The novels all include eccentric native Floridians and their interactions with transplants from the North. Skink’s sole mission in life is to try to preserve as much of undeveloped Florida as he can. While Governor, he tried to pass legislation that would freeze all development, cut back on tourism and protect what remains of the native landscape. Naturally, he ran afoul of special interests, politicians, developers, and bankers (we always get a bad rap, eh?) who joined forces to fight his efforts. One day he snapped, left the capital, and ended his term in office by having his personal body guard, Jim Tile (who is in the present books as a Florida State Trooper, marginalized by being one of the few African Americans in that career), drive him into the sunset.

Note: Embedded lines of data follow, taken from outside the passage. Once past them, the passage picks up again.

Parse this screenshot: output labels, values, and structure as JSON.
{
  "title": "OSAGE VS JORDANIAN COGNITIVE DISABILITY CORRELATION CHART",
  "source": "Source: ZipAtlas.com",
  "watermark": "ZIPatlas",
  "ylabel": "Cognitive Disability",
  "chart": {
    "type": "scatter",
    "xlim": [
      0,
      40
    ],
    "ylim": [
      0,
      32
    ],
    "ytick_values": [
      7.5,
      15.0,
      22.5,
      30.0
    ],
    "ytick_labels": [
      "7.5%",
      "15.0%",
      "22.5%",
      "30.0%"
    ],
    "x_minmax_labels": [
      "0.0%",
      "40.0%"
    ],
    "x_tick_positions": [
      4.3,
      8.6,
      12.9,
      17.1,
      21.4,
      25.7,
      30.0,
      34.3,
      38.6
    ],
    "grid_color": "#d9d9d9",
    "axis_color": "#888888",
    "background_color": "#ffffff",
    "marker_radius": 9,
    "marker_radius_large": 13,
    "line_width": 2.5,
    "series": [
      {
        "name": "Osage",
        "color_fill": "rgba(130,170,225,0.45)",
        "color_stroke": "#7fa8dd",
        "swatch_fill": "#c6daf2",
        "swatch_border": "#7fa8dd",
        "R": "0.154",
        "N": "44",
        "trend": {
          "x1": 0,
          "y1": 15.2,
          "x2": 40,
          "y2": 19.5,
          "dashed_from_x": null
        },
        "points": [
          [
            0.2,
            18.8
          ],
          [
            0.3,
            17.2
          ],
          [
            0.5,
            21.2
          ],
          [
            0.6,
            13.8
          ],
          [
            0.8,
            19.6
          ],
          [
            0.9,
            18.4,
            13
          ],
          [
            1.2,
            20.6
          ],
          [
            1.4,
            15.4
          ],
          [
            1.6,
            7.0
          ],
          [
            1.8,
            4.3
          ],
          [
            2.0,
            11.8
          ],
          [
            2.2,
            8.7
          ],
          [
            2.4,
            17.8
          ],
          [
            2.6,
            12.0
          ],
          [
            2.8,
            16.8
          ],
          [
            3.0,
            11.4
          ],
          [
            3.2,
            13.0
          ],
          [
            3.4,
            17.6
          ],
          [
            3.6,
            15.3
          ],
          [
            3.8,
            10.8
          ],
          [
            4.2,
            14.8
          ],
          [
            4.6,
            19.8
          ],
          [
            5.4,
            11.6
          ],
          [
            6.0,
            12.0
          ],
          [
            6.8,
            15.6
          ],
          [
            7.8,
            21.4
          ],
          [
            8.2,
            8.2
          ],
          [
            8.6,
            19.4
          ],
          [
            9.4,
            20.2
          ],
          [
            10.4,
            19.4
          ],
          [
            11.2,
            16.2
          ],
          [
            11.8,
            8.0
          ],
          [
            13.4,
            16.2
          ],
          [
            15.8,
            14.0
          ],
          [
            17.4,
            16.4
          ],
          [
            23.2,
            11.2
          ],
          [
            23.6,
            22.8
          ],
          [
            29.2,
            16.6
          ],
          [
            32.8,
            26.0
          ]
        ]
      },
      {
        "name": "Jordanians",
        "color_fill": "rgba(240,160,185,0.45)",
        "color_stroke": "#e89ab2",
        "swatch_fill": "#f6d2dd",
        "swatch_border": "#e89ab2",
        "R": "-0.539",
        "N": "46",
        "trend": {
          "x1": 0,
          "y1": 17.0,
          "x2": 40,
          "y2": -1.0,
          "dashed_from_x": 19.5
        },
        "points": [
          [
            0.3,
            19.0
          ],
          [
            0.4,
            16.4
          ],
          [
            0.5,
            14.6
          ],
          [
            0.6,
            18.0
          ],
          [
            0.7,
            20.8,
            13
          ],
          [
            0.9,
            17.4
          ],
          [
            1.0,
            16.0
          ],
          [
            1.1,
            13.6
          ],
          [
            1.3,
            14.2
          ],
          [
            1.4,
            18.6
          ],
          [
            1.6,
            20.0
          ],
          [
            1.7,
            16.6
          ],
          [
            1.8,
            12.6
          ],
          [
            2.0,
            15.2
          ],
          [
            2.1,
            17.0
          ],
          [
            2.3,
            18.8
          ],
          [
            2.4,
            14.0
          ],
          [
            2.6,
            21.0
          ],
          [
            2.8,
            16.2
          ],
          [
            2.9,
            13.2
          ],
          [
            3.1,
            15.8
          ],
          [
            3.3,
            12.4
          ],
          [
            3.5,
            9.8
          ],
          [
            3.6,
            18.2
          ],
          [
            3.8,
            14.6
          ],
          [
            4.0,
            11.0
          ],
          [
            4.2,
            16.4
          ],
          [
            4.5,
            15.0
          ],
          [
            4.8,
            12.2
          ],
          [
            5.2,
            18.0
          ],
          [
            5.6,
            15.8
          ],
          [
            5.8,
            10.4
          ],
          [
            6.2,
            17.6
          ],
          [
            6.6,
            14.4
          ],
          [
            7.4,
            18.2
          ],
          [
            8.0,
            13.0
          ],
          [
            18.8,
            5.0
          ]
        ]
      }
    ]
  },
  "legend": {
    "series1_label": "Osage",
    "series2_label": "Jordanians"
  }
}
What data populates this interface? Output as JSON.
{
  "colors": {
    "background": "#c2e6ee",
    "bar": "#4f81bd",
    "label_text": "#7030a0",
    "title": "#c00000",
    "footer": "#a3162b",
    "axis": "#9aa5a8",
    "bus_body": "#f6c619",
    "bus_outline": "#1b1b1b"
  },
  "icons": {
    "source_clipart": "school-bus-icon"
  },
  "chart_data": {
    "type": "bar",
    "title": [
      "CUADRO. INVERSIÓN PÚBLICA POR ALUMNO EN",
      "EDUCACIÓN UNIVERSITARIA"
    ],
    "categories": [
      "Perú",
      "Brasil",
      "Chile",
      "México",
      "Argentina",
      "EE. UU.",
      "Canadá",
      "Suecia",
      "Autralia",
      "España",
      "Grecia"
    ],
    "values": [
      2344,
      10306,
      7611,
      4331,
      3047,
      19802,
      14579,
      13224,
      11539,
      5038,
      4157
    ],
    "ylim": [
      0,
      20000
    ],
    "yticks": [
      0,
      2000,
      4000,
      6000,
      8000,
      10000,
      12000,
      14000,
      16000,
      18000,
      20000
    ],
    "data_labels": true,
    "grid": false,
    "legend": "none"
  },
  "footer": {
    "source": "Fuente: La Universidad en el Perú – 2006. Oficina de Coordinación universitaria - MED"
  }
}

Living in the wilderness, Skink is described by Hiaasen as tall, muscular, deeply tanned with long silver hair with a glass eye that is somewhat larger than his normal eye and crimson in color. Many of the female lead characters in the series are attracted to him despite his antics (eating road kill, shooting at tourist busses, and tormenting all sorts of developers who try to pave over what is left of Florida’s undeveloped land).
Skink is generally involved in resolution of the central crime of the novel and somehow always manages to fade back into the wilderness after he saves the day and the environment. Much of the time, his immense collection of books (which are stored in junker cars abandoned in the marshlands), many of which are first editions, come somehow into play as does his love of 1960’s and 1970’s classic rock music.
If you are looking for a new read that doesn’t tax your mind too much but that does provide some laughs and leaves you curious about what happens next to Skink and Jim Tile, I can definitely recommend these Carl Hiaasen books as an enjoyable way to spend a vacation or just some down time here at home.